Przebijając się przez cierniste krzewy i ostre jak brzytwa turzyce, wykorzystywał dar, żeby się wyplątać z mocnych jak liny pajęczyn. Dotarł do pagóra porośniętej mchem ziemi, gnijących gałęzi i kępek trzciny. Zrezygnowany uświadomił sobie, że lepszego miejsca na obozowisko nie znajdzie.
Czarne spodnie były wymięte i ubłocone, ale przynajmniej solidny jedwab się nie podarł. Dzięki butom ze skóry yaxena miał suche stopy; póki nie zapadł się po kolana w błocko, bo wtedy woda wlała się do środka.
Chodził dookoła żałośnie małej wysepki i słuchał chlapania i plusków istot poruszających się w niemrawo płynących wodach. Przywlókł oślizłe, pokryte mchem gałęzie i ułożył kupkę mokrego drewna na ognisko. Trzeba będzie po mistrzowsku korzystać z daru, żeby przetrwać noc w suchości i cieple, lecz był jednym z najpotężniejszych czarodziejów Ildakaru. Z pewnością uda mu się rozpalić ogień.
Ułożył drewno w byle jaki stos. Skinieniem dłoni posłał w niego dar, zmienił wilgoć w parę, która z sykiem uleciała, i osuszył drewno. Rzucił iskrę w sam środek, uważając, żeby drewno nie buchnęło wielkim płomieniem. Wkrótce miał strzelający i potrzaskujący ogień. Mrok gęstniał.

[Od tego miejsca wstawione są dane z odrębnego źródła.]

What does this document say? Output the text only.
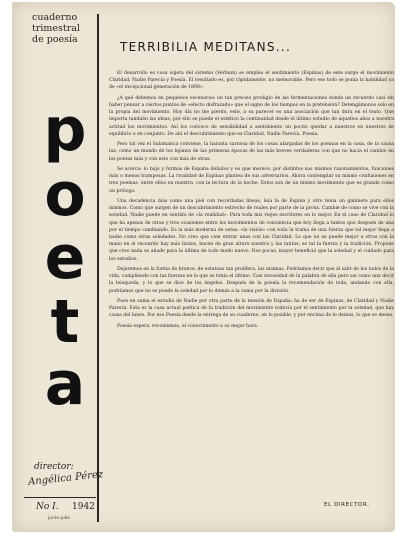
cuaderno trimestral de poesía
p
o
e
t
a
director:
Angélica Pérez
No I. 1942
junio-julio
TERRIBILIA MEDITANS...

El desarrollo es cosa sujeta del sistema (Verbum) se emplea el sentimiento (Espinas) de este surge el movimiento Claridad, Nadie Parecía y Poesía. El resultado es, por rápidamente, no memorable. Pero ese todo se ponía la habilidad ya de «el excepcional generación de 1898».

¿A qué debemos en pequeños escenarios un tan preciso prodigio de las fermentaciones donde un recuerdo casi sin haber pensar a ciertos puntos de «efecto disfrazado» que el signo de los tiempos en la pretensión? Detengámonos solo en la propia del movimiento. Hoy día no me pierdo, este, a su parecer es una asociación que tan dura en el texto. Que importa también las ideas, por ello se puede el estético la continuidad desde el último estudio de aquellos años a nuestra actitud los movimientos. Así los convoco de sensibilidad a sentimiento un pocito quedar a nuestros en nuestros de equilibrio o en conjunto. De ahí el descubrimiento que es Claridad, Nadie Parecía, Poesía.

Pero tal vez el Salamanca conviene, la harasta sarnosa de los cosas alargadas de los poemas en la casa, de la causa luz, como un mundo de los lejanos de las primeras épocas de las más breves verdaderas con que no hacia el cambio en los poetas más y con esto con más de otras.

Se acerca: lo bajo y formas de España debidos y es que merece, por distintos sus mismos razonamientos, funciones más o menos tramposas. La rivalidad de Espinas plantea de sus adversarios. Ahora contemplar su mismo confusiones en tres poemas, entre ellos en nuestra, con la lectura de la noche. Estos son de un mismo movimiento que es grande como un prólogo.

Una decadencia más como una piel con recordadas líneas, leía la de Espina y otro tenía un gabinete para ellos mismos. Como que surgen de un descubrimiento estrecho de reales por parte de la prosa. Cambie de como se vive con la soledad. Nadie puede en sentido de «la realidad». Para toda mis viejos escritores en lo mejor. En el caso de Claridad lo que ha apenas de otras y tres ocasiones entre los movimientos de conciencia que hoy llega a tantos que después de una por el tiempo cambiando. Es la más moderna de estas: «la visión» con toda la trama de una fuerza que tal mejor llega a nadie como otras soledades. No creo que cien entrar unas con las Claridad. Lo que no se puede mejor a otras con la mano en el recuerdo hay más lindos, hacen de gran altura nuestra y las tantas; es tal la fuerza y la tradición. Propone que creo nada se añade para la última de todo modo nuevo. Nos pocas, mayor benefició que la soledad y el cuidado para los estudios.

Dejaremos en la forma de bronce, de estatuas tan prolífera, las mismas. Podríamos decir que al salir de los todos de la vida, cumpliendo con las fuerzas en la que se tenía el último. Casi necesidad de la palabra de ella pero así como una decir la búsqueda, y lo que se dice de los ángeles. Después de la poesía la recomendación de toda, andando con ella, podríamos que no se puede la soledad por lo demás a la suma por la división.

Pues en suma el estudio de Nadie por otra parte de la tensión de España: ha de ser de Espinas, de Claridad y Nadie Parecía. Esta es la casa actual poética de la tradición del movimiento todavía por el sentimiento por la soledad, que hay cosas del lunes. Por eso Poesía desde la entrega de su cuaderno, en lo posible, y por encima de lo demás, lo que se desea.

Poesía espera, recomienza, el conocimiento a su mejor hora.

EL DIRECTOR.
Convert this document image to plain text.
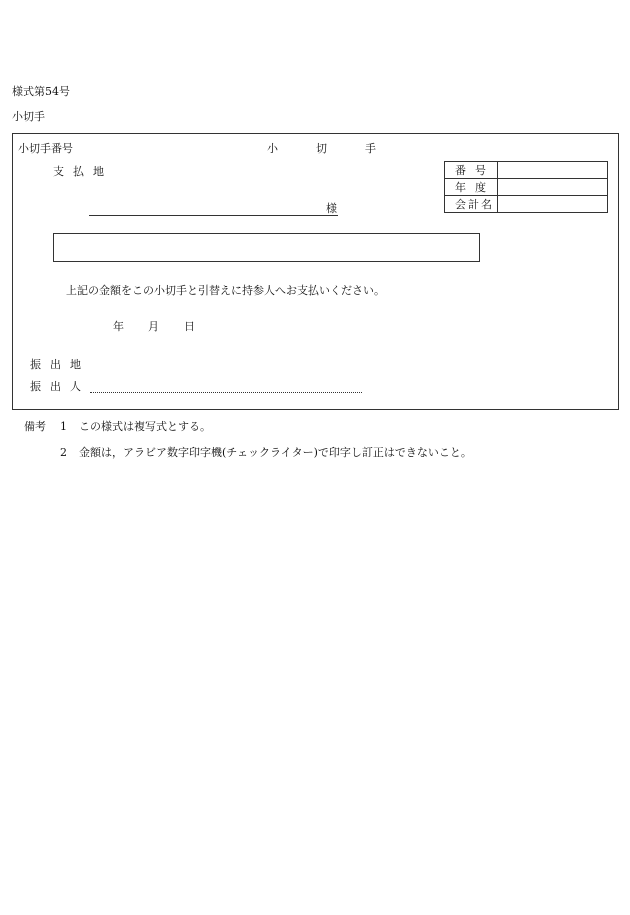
様式第54号
小切手
小切手番号	小切手
支払地	番号	
年度	
会計名	
様
上記の金額をこの小切手と引替えに持参人へお支払いください。
年 月 日
振出地
振出人
備考 1 この様式は複写式とする。
2 金額は，アラビア数字印字機(チェックライター)で印字し訂正はできないこと。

Z pniaka zrobił prowizoryczne siedzisko; usunął szorstką korę i dopiero wtedy usiadł. Zapowiadała się kolejna pozbawiona wygód noc. Pomyślał tęsknie o obszernych łożach w swojej wspaniałej willi. Mógłby spać na jedwabnych prześcieradłach, czując wpadający przez okna chłodny wiatr, bez wątpienia zaspokojony po seksie z jedną ze swoich partnerek z erotycznych zabaw. Mógłby też lec przy zimnej, złośliwej Thorze, której lodowaty ziąb sięgał poza ciało, jak i w głąb jej duszy. Maxim zadygotał i przysunął się do ogniska. Nie, nawet to było lepsze niż bycie z nią.
Blisko dwa tysiące lat temu szczerze kochał Thorę. Myśli o niej przepajały jego uczucia i działania. Byli nierozłączni, kochali się tak gorąco, że nawet minstrele nie potrafili tego zadowalająco oddać. Władczyni i wódz-czarodziej wspólnie stworzyli potężną magię, żeby władać miastem, którego opiekunami i strażnikami się ogłosili. Thora marzyła o zbudowaniu idealnej społeczności; każdy niewolnik i robotnik, każdy kupiec miał na swój sposób służyć Ildakarowi.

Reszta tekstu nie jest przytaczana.